Here’s what I first thought when I first heard about the GDPR:
“Yeah, those Europeans, always using regulation to try to solve every problem. And everyone sneaky will probably just find a way around it.”
You may or may not have thought the same as I did. (If you did, congrats on being among the most cynical people out there–but hopefully cynical with a smile!).
The GDPR, however, is important to meditate on for two reasons. First, because it does have real implications for ecommerce. And secondly, because it is coming soon to a country near you, in the form of the CCPA: the California Consumer Privacy Act, which takes effect in 2020.
There are endless articles online about the GDPR and it’s not worth rehashing them here. (The CCPA is slightly different, even stricter in some ways, but that’s a subject for a future article.) But one angle is worth deep-diving into: how will it affect your ecommerce implementations?
At the heart of the GDPR is that a site can not tract anything–anything!–about you, without the visitor’s explicit consent. Hundreds of pages of legalese define the “anything!” in the previous sentence, as well as the details, nuances, exceptions, and footnotes. But that’s the core boildown.
Here’s the challenge it presents to ecommerce: at the heart of ecommerce is data. At the heart of data is tracking. And if you ask people if they want to be tracked… they will likely say no, or just ignore the question (which, in effect, is a no).
What to do?
Here at UV, we use many different strategies and we’re happy to have a call to discuss. (Hint, hint, hint.) But here are a few ways around it.
One way around it is to extrapolate from the data you do have. Even if only 10% of the visitors agree, you can really deep-dive into that 10%. Or extrapolate data from other countries as well. Of course, this is harder when you don’t have much scale. And this is far from ideal. The key weakness with this, beyond the need for scale, is that it prevents per-person conversion tracking for that 90% so it makes a lot of modern marketing methods like remarketing much more difficult.

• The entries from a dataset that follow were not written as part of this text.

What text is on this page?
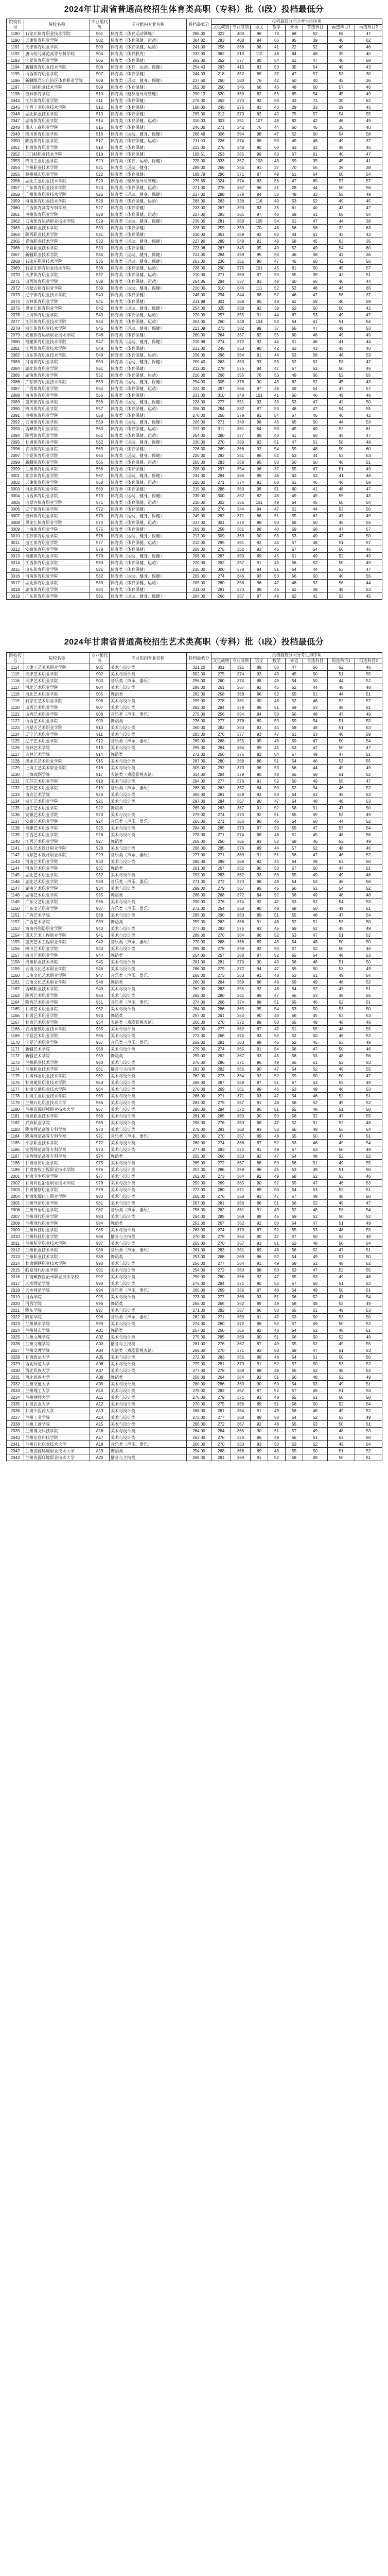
2024年甘肃省普通高校招生体育类高职（专科）批（I段）投档最低分
院校代号	院校名称	专业组代码	专业组内专业名称	投档最低分	投档最低分同分考生排序项							
					文化成绩	专业成绩	语文	数学	外语	首选科目	再选科目1	再选科目2
1180	石家庄体育职业技术学院	501	体育类（体育运动训练）	286.00	322	400	96	73	68	52	58	47
1190	天津体育职业学院	502	体育类（体育保健、运动）	304.82	283	408	84	66	85	39	40	62
1191	天津体育职业学院	503	体育类（体育保健、运动）	241.00	258	368	98	41	22	52	49	46
1192	唐山幼儿师范高等专科学校	504	体育类（体育教育）	232.00	362	313	112	48	84	48	39	40
1193	宁夏体育职业学院	505	体育类（体育保健）	282.00	252	377	80	54	61	47	40	58
1194	新疆体育职业技术学院	506	体育类（体育、运动、保健）	254.43	293	415	83	50	35	54	49	43
1195	山西体育职业学院	507	体育类（体育保健）	244.03	218	352	89	37	47	57	53	30
1196	新疆维吾尔自治区体育职业学院	508	体育类（运动、健身、保健）	237.60	260	380	76	42	50	40	42	36
1197	三门峡职业技术学院	509	体育类（体育保健）	252.00	250	345	66	46	48	50	57	46
1198	吉林体育学院	510	体育类（健身指导与管理）	290.13	320	363	82	55	65	54	45	49
2044	江苏体育职业学院	511	体育类（体育保健）	276.00	262	373	92	58	43	71	30	62
2045	江西工业职业技术学院	512	体育类（体育保健）	190.00	245	276	83	43	29	33	39	45
2046	湖北职业技术学院	513	体育类（体育保健）	295.00	212	373	82	42	75	57	54	55
2047	湖南体育职业学院	514	体育类（体育保健、运动）	310.03	303	351	107	48	82	42	46	49
2048	重庆工商职业学院	515	体育类（体育保健）	246.00	271	342	76	44	60	45	36	40
2049	四川体育职业学院	516	体育类（运动、健身、保健）	268.49	306	394	98	47	52	50	54	58
2050	陕西体育职业学院	517	体育类（体育保健、运动）	211.00	226	374	88	53	49	46	49	37
2051	甘肃体育职业学院	518	体育类（体育保健）	213.00	276	348	90	60	63	33	48	46
2052	三门峡职业技术学院	519	体育类（体育保健）	199.51	253	365	99	50	57	61	40	47
2053	四川工业职业学院	520	体育类（体育、运动、保健）	225.00	333	357	103	43	59	35	45	41
2054	兰州职业技术学院	521	体育类（运动、健身）	289.00	266	355	91	37	70	55	36	38
2055	滁州城市职业学院	522	体育类（体育保健）	189.79	296	371	87	49	51	64	50	54
2056	湖北工业职业技术学院	523	体育类（健身指导与管理）	275.69	324	374	83	56	47	65	57	57
2057	广东体育职业技术学院	524	体育类（体育保健、运动）	271.00	278	367	96	31	28	44	50	56
2058	广州体育职业技术学院	525	体育类（运动、健身、保健）	237.00	298	378	84	33	48	33	55	49
2059	海南体育职业技术学院	526	体育类（体育保健、运动）	268.00	263	338	116	49	53	52	49	45
2060	广西体育高等专科学校	527	体育类（体育保健）	233.00	267	393	83	35	61	40	43	47
2061	贵州体育职业学院	528	体育类（体育保健、运动）	227.00	293	361	97	40	59	61	55	54
2062	云南体育运动职业技术学院	529	体育类（运动、健身、保健）	236.05	281	369	105	54	51	47	44	38
2063	西藏职业技术学院	530	体育类（体育保健）	226.00	259	359	70	48	56	58	32	63
2064	陕西职业技术学院	531	体育类（体育保健）	230.00	351	359	92	62	44	51	43	42
2065	青海职业技术学院	532	体育类（运动、健身、保健）	227.90	289	348	91	48	58	45	63	35
2066	宁夏职业技术学院	533	体育类（体育保健）	223.06	267	345	95	49	52	49	54	60
2067	新疆职业技术学院	534	体育类（运动、健身、保健）	213.00	284	359	95	56	46	58	42	36
2068	石家庄职业技术学院	535	体育类（运动、健身、保健）	263.00	236	351	90	47	45	60	42	56
2069	石家庄体育职业技术学院	536	体育类（体育保健、运动）	236.00	290	375	101	45	61	50	45	57
2070	天津体育职业学院	537	体育类（体育保健、运动）	210.00	271	369	87	50	55	39	42	51
2071	山西体育职业学院	538	体育类（体育保健、运动）	254.36	284	337	83	48	60	56	46	44
2072	内蒙古体育职业学院	539	体育类（运动、健身、保健）	210.00	310	346	111	52	52	48	43	65
2073	辽宁体育职业技术学院	540	体育类（体育保健）	246.00	294	344	88	57	46	47	58	37
2074	吉林体育职业学院	541	体育类（体育保健）	231.98	301	368	85	48	62	59	40	59
2075	黑龙江体育职业学院	542	体育类（运动、健身、保健）	254.00	325	368	92	39	52	50	50	42
2076	上海体育职业学院	543	体育类（体育保健、运动）	220.00	257	355	91	44	67	53	49	47
2077	江苏体育职业技术学院	544	体育类（体育保健、运动）	254.00	260	348	104	52	54	41	51	54
2078	浙江体育职业技术学院	545	体育类（运动、健身、保健）	223.39	273	382	99	37	55	47	48	53
2079	安徽体育运动职业技术学院	546	体育类（体育保健）	260.00	264	367	82	55	60	48	49	49
2080	福建体育职业技术学院	547	体育类（运动、健身、保健）	210.96	274	372	92	44	51	46	41	44
2081	江西体育职业技术学院	548	体育类（体育保健）	233.00	245	353	90	42	63	43	45	40
2082	山东体育职业技术学院	549	体育类（体育保健、运动）	236.00	296	364	91	44	53	58	48	53
2083	河南体育职业学院	550	体育类（运动、健身、保健）	200.40	263	353	93	55	52	52	53	47
2084	湖北体育职业学院	551	体育类（体育保健）	212.00	278	375	84	47	57	51	50	46
2085	湖南体育职业学院	552	体育类（体育保健、运动）	210.00	268	355	76	53	49	56	52	55
2086	广东体育职业技术学院	553	体育类（运动、健身、保健）	254.00	305	378	90	45	62	52	45	43
2087	广西体育职业学院	554	体育类（体育保健、运动）	224.00	287	366	97	48	59	54	47	57
2088	海南体育职业学院	555	体育类（体育保健）	233.00	310	348	101	41	50	46	49	48
2089	重庆体育职业学院	556	体育类（运动、健身、保健）	228.00	277	351	93	39	53	47	42	50
2090	四川体育职业学院	557	体育类（体育保健、运动）	206.00	284	382	87	53	48	47	54	55
2091	贵州体育职业学院	558	体育类（体育保健）	270.00	265	379	91	54	57	46	46	42
2092	云南体育职业学院	559	体育类（运动、健身、保健）	206.00	271	349	98	45	65	50	44	53
2093	西藏体育职业学院	560	体育类（体育保健、运动）	212.00	311	361	84	53	45	49	52	61
2094	陕西体育职业学院	561	体育类（体育保健、运动）	254.00	280	377	88	43	61	60	45	47
2095	甘肃体育职业学院	562	体育类（运动、健身、保健）	230.00	270	380	82	51	47	51	58	48
2096	青海体育职业学院	563	体育类（体育保健）	226.30	269	366	92	54	59	48	50	60
2097	宁夏体育职业学院	564	体育类（运动、健身、保健）	220.00	292	351	86	52	53	44	53	53
2098	新疆体育职业学院	565	体育类（体育保健、运动）	205.00	283	368	95	50	50	50	46	51
2099	兰州体育职业学院	566	体育类（体育保健）	208.00	297	354	96	37	55	47	51	49
3001	北京体育职业学院	567	体育类（运动、健身、保健）	234.00	284	366	88	48	63	53	41	48
3002	天津体育职业学院	568	体育类（体育保健、运动）	220.00	271	374	91	50	61	46	46	58
3003	河北体育职业学院	569	体育类（体育保健）	215.00	286	360	98	51	60	41	48	47
3004	山西体育职业学院	570	体育类（运动、健身、保健）	230.00	300	352	82	46	49	45	55	43
3005	内蒙古体育职业学院	571	体育类（体育保健、运动）	210.00	302	355	101	49	64	45	50	54
3006	辽宁体育职业学院	572	体育类（体育保健）	205.00	276	344	94	47	51	44	53	50
3007	吉林体育职业学院	573	体育类（运动、健身、保健）	249.00	282	371	86	51	55	62	47	49
3008	黑龙江体育职业学院	574	体育类（体育保健、运动）	237.00	301	372	99	50	58	50	48	55
3009	上海体育职业学院	575	体育类（体育保健）	209.00	258	361	88	40	59	58	47	57
3010	江苏体育职业学院	576	体育类（运动、健身、保健）	217.00	309	369	90	53	53	49	43	50
3011	浙江体育职业学院	577	体育类（体育保健、运动）	212.00	295	361	92	44	57	48	51	57
3012	安徽体育职业学院	578	体育类（体育保健）	208.00	275	352	93	46	57	54	50	46
3013	福建体育职业学院	579	体育类（运动、健身、保健）	206.00	287	369	89	45	51	49	52	49
3014	江西体育职业学院	580	体育类（体育保健、运动）	220.00	262	357	91	43	56	52	50	49
3015	山东体育职业学院	581	体育类（体育保健）	235.00	300	378	84	51	64	44	53	47
3016	河南体育职业学院	582	体育类（运动、健身、保健）	209.00	274	346	93	50	56	50	40	55
3017	湖北体育职业学院	583	体育类（体育保健、运动）	205.00	280	356	96	47	48	52	56	44
3018	湖南体育职业学院	584	体育类（体育保健）	211.00	291	373	89	45	52	49	49	53
3019	广东体育职业学院	585	体育类（运动、健身、保健）	204.00	266	367	87	48	62	41	53	45
2024年甘肃省普通高校招生艺术类高职（专科）批（I段）投档最低分
院校代号	院校名称	专业组代码	专业组内专业名称	投档最低分	投档最低分同分考生排序项							
					文化成绩	专业成绩	语文	数学	外语	首选科目	再选科目1	再选科目2
1114	天津工艺美术职业学院	901	美术与设计类	321.20	301	391	89	56	47	56	52	46
1115	天津艺术职业学院	902	美术与设计类	302.00	275	374	93	46	45	50	51	55
1116	天津艺术职业学院	903	音乐类（声乐、器乐）	296.00	260	374	88	49	54	50	44	52
1117	河北艺术职业学院	904	美术与设计类	288.00	261	367	92	45	52	44	48	48
1118	河北艺术职业学院	905	舞蹈类	262.00	258	368	86	52	55	51	44	51
1119	石家庄艺术职业学院	906	美术与设计类	299.00	278	381	90	48	52	46	52	57
1120	山西艺术职业学院	907	美术与设计类	282.00	284	378	88	51	59	53	48	51
1121	山西艺术职业学院	908	音乐类（声乐、器乐）	275.00	256	354	94	50	56	48	47	49
1122	山西艺术职业学院	909	舞蹈类	276.00	277	378	89	53	59	54	51	53
1123	内蒙古艺术职业学院	910	美术与设计类	260.00	282	360	83	44	58	48	51	53
1124	辽宁艺术职业学院	911	美术与设计类	283.00	276	377	93	47	51	53	48	59
1125	辽宁艺术职业学院	912	音乐类（声乐、器乐）	265.00	268	355	95	49	59	47	50	54
1126	吉林艺术学院	913	美术与设计类	295.00	284	364	89	45	53	47	50	47
1127	吉林艺术学院	914	舞蹈类	272.00	266	375	92	54	57	49	47	51
1128	黑龙江艺术职业学院	915	美术与设计类	287.00	280	368	86	51	54	46	53	55
1129	上海工艺美术职业学院	916	美术与设计类	305.00	292	373	96	53	56	44	49	49
1130	上海戏剧学院	917	表演类（戏剧影视表演）	314.00	284	379	90	48	55	58	51	52
1131	江苏艺术职业学院	918	美术与设计类	294.00	277	376	91	52	50	49	55	47
1132	江苏艺术职业学院	919	音乐类（声乐、器乐）	268.00	262	357	84	50	52	54	46	52
1133	南京艺术学院	920	美术与设计类	300.00	281	359	93	50	54	51	45	53
1134	浙江艺术职业学院	921	美术与设计类	297.00	284	357	90	47	54	48	48	53
1135	浙江艺术职业学院	922	舞蹈类	265.00	263	367	91	52	58	51	47	50
1136	安徽艺术职业学院	923	美术与设计类	279.00	274	370	92	51	55	55	52	49
1137	安徽艺术职业学院	924	音乐类（声乐、器乐）	266.00	271	366	90	46	54	50	44	52
1138	福建艺术职业学院	925	美术与设计类	284.00	285	373	87	53	55	47	53	54
1139	江西艺术职业学院	926	美术与设计类	278.00	271	374	88	48	51	45	48	56
1140	江西艺术职业学院	927	舞蹈类	258.00	256	365	93	52	58	46	52	49
1141	山东艺术设计职业学院	928	美术与设计类	296.00	285	376	89	44	57	52	48	46
1142	山东艺术设计职业学院	929	音乐类（声乐、器乐）	277.00	271	369	91	51	58	47	46	52
1143	河南艺术职业学院	930	美术与设计类	286.00	289	368	92	44	54	49	52	50
1144	河南艺术职业学院	931	舞蹈类	261.00	267	362	90	50	57	50	47	51
1145	湖北艺术职业学院	932	美术与设计类	293.00	283	362	93	53	55	49	49	48
1146	湖北艺术职业学院	933	音乐类（声乐、器乐）	271.00	272	370	88	49	54	53	46	56
1147	湖南艺术职业学院	934	美术与设计类	299.00	279	367	95	45	56	51	54	52
1148	湖南艺术职业学院	935	舞蹈类	268.00	268	372	84	52	56	49	48	48
1149	广东文艺职业学院	936	美术与设计类	290.00	276	374	92	47	53	52	54	53
1150	广东文艺职业学院	937	音乐类（声乐、器乐）	272.00	264	358	90	48	58	50	49	51
1151	广西艺术学院	938	美术与设计类	288.00	290	363	89	51	55	48	47	54
1152	广西艺术学院	939	舞蹈类	259.00	262	366	91	48	52	51	53	50
1153	海南外国语职业学院	940	美术与设计类	277.00	283	375	93	46	59	52	45	49
1154	重庆艺术工程职业学院	941	美术与设计类	289.00	270	364	86	52	53	47	51	52
1155	重庆艺术工程职业学院	942	音乐类（声乐、器乐）	270.00	268	366	89	45	54	48	50	50
1156	四川艺术职业学院	943	美术与设计类	295.00	278	359	92	50	57	52	50	46
1157	四川艺术职业学院	944	舞蹈类	264.00	257	368	87	52	55	54	48	53
1158	贵州职业技术学院	945	美术与设计类	281.00	281	370	90	49	56	48	51	50
1159	云南文化艺术职业学院	946	美术与设计类	286.00	279	372	94	47	55	50	53	49
1160	云南文化艺术职业学院	947	音乐类（声乐、器乐）	268.00	273	363	91	48	53	51	49	54
1161	云南文化艺术职业学院	948	舞蹈类	260.00	264	369	86	49	59	49	46	52
1162	西藏职业技术学院	949	美术与设计类	262.00	283	355	92	48	54	52	47	51
1163	陕西艺术职业学院	950	美术与设计类	292.00	280	361	89	47	56	53	48	55
1164	陕西艺术职业学院	951	音乐类（声乐、器乐）	274.00	266	374	88	51	55	46	52	51
1165	甘肃艺术职业学院	952	美术与设计类	284.00	286	365	95	54	53	50	53	50
1166	甘肃艺术职业学院	953	舞蹈类	257.00	261	354	90	48	56	45	53	53
1167	甘肃艺术职业学院	954	表演类（戏剧影视表演）	266.00	270	372	89	50	55	49	48	48
1168	青海建筑职业技术学院	955	美术与设计类	265.00	277	362	87	47	51	55	48	55
1169	宁夏艺术职业学院	956	美术与设计类	273.00	266	374	93	52	52	50	46	52
1170	宁夏艺术职业学院	957	音乐类（声乐、器乐）	259.00	281	363	88	46	52	45	53	49
1171	新疆艺术学院	958	美术与设计类	279.00	274	365	91	54	56	47	50	46
1172	新疆艺术学院	959	舞蹈类	255.00	262	367	93	45	58	53	48	56
1173	兰州职业技术学院	960	美术与设计类	276.00	286	371	86	49	55	51	52	53
1174	兰州职业技术学院	961	播音与主持类	283.00	282	365	90	47	54	52	49	55
1175	甘肃林业职业技术学院	962	美术与设计类	262.00	273	354	92	52	59	50	50	47
1176	甘肃建筑职业技术学院	963	美术与设计类	268.00	287	369	87	51	57	53	53	49
1177	甘肃交通职业技术学院	964	美术与设计类	270.00	269	361	89	46	53	49	46	53
1178	甘肃工业职业技术学院	965	美术与设计类	266.00	271	371	93	47	54	46	52	51
1179	兰州石化职业技术大学	966	美术与设计类	283.00	279	367	91	48	58	52	49	52
1180	兰州资源环境职业技术大学	967	美术与设计类	280.00	284	372	86	51	55	48	51	50
1181	酒泉职业技术学院	968	美术与设计类	261.00	265	360	90	50	56	52	47	55
1182	武威职业学院	969	美术与设计类	258.00	276	363	88	47	52	51	52	48
1183	陇南师范高等专科学校	970	美术与设计类	278.00	281	368	93	53	56	48	53	54
1184	陇南师范高等专科学校	971	音乐类（声乐、器乐）	263.00	270	357	89	48	55	50	47	51
1185	平凉职业技术学院	972	美术与设计类	260.00	274	366	87	52	53	46	49	54
1186	定西师范高等专科学校	973	美术与设计类	277.00	283	372	91	49	57	53	50	49
1187	定西师范高等专科学校	974	舞蹈类	255.00	266	363	92	47	54	48	52	52
1188	甘肃财贸职业学院	975	美术与设计类	265.00	272	367	88	50	56	51	49	55
1189	甘肃畜牧工程职业技术学院	976	美术与设计类	257.00	286	359	86	45	53	49	51	50
2001	甘肃卫生职业学院	977	美术与设计类	262.00	273	364	92	49	58	52	53	46
2002	甘肃有色冶金职业技术学院	978	美术与设计类	259.00	269	365	90	52	55	47	46	53
2003	甘肃警察职业学院	979	美术与设计类	272.00	280	371	89	50	54	53	52	51
2004	甘肃能源化工职业学院	980	美术与设计类	260.00	276	358	93	47	57	49	48	50
2005	兰州外语职业学院	981	美术与设计类	267.00	281	366	86	51	56	52	49	47
2006	兰州外语职业学院	982	音乐类（声乐、器乐）	258.00	262	361	91	49	52	48	53	54
2007	兰州现代职业学院	983	美术与设计类	264.00	285	369	88	46	59	51	50	52
2008	兰州现代职业学院	984	舞蹈类	252.00	267	362	92	50	54	47	51	49
2009	兰州科技职业学院	985	美术与设计类	263.00	274	370	87	52	55	53	48	53
2010	兰州科技职业学院	986	播音与主持类	270.00	279	364	90	47	57	50	52	48
2011	兰州航空职业技术学院	987	美术与设计类	265.00	270	367	93	51	53	48	50	54
2012	兰州职业技术学院	988	音乐类（声乐、器乐）	261.00	283	361	89	48	56	52	47	51
2013	兰州职业技术学院	989	舞蹈类	253.00	268	369	86	52	54	49	53	50
2014	甘肃钢铁职业技术学院	990	美术与设计类	256.00	277	364	91	49	58	51	48	52
2015	临夏现代职业学院	991	美术与设计类	254.00	272	360	88	50	53	47	52	55
2016	甘南藏族自治州职业技术学校	992	美术与设计类	250.00	280	366	92	47	55	53	49	48
2017	天水师范学院	993	美术与设计类	276.00	284	371	90	52	57	50	51	53
2018	天水师范学院	994	音乐类（声乐、器乐）	266.00	269	365	87	48	54	49	50	51
2019	河西学院	995	美术与设计类	273.00	277	368	93	51	56	52	47	54
2020	河西学院	996	舞蹈类	256.00	265	362	89	49	58	48	52	49
2021	陇东学院	997	美术与设计类	271.00	282	367	86	50	55	51	49	53
2022	陇东学院	998	音乐类（声乐、器乐）	262.00	271	363	91	47	53	50	53	50
2023	兰州城市学院	999	美术与设计类	274.00	280	372	88	52	57	49	50	52
2024	兰州城市学院	A01	舞蹈类	257.00	266	366	92	48	54	53	48	51
2025	兰州文理学院	A02	美术与设计类	275.00	285	369	90	51	56	50	52	49
2026	兰州文理学院	A03	播音与主持类	281.00	276	367	87	49	55	52	49	55
2027	兰州文理学院	A04	表演类（戏剧影视表演）	268.00	270	371	93	50	58	47	51	53
2028	甘肃政法大学	A05	美术与设计类	272.00	283	365	89	48	54	51	50	50
2029	西北师范大学	A06	美术与设计类	279.00	281	370	91	52	57	50	53	52
2030	西北民族大学	A07	美术与设计类	277.00	278	368	88	49	55	52	48	54
2031	西北民族大学	A08	舞蹈类	258.00	264	364	92	51	56	48	52	49
2032	兰州交通大学	A09	美术与设计类	280.00	286	369	90	50	54	53	49	51
2033	兰州理工大学	A10	美术与设计类	278.00	282	367	87	52	57	49	51	53
2034	兰州财经大学	A11	美术与设计类	276.00	279	371	93	48	55	51	50	50
2035	甘肃农业大学	A12	美术与设计类	270.00	275	366	89	51	56	50	52	54
2036	甘肃中医药大学	A13	美术与设计类	268.00	281	364	91	49	58	48	49	52
2037	兰州工业学院	A14	美术与设计类	273.00	277	368	88	50	54	52	53	49
2038	兰州工商学院	A15	美术与设计类	266.00	272	367	92	48	55	53	50	51
2039	兰州博文科技学院	A16	美术与设计类	264.00	284	365	90	51	57	49	48	53
2040	兰州信息科技学院	A17	美术与设计类	262.00	276	370	86	49	56	51	52	50
2041	兰州石化职业技术大学	A18	音乐类（声乐、器乐）	260.00	270	363	93	50	53	52	49	54
2042	兰州资源环境职业技术大学	A19	舞蹈类	254.00	268	366	89	48	55	50	51	52
2043	兰州资源环境职业技术大学	A20	播音与主持类	269.00	281	369	91	52	58	49	50	51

A second way around this is, instead of having the small strip on the bottom of the page is to be REALLY ANNOYING about it. Have a huge pop-up that doesn’t go away. Prevent use of the site. Basically, force users to accept or go away. This is my personal preferred strategy. The weakness with this strategy is that you have to accept the fact that your site will be more annoying for most users.
A third way around it is to work with a lawyer who interprets the GDPR in a way so that you put the “Do you accept that we’ll track you?” question strip on the bottom but you track them BEFORE and UNTIL they ask not to be tracked by clicking that box. While this is not the most common interpretation of the GDPR–a very common, and very strict, interpretation is that before and until they explicitly agree, you can not track a single thing; and their act of agreeing thus enables all your trackers–there is a definitive minority opinion that you can do this. You should definitely consult with a friendly and competent lawyer, and we can recommend a few. The weakness of this strategy is both the need to consult with a lawyer, as well as your company’s personal tolerance for strict vs liberal interpretations of the law.
What to do? You know your company’s preferences and tolerances better than we do, so you need to find the right balance for you. Of course, analyzing seriously this question is a very personal issue for each company: how much of your revenues come from affected jurisdictions? Enough to make it worth it? How strictly do you prefer interpreting things? How at risk is your company for a GDPR audit from the EU? If your company is audited, how much is at stake? These are questions only you can answer, given that despite our magic powers here at UV, we are still not mind-readers.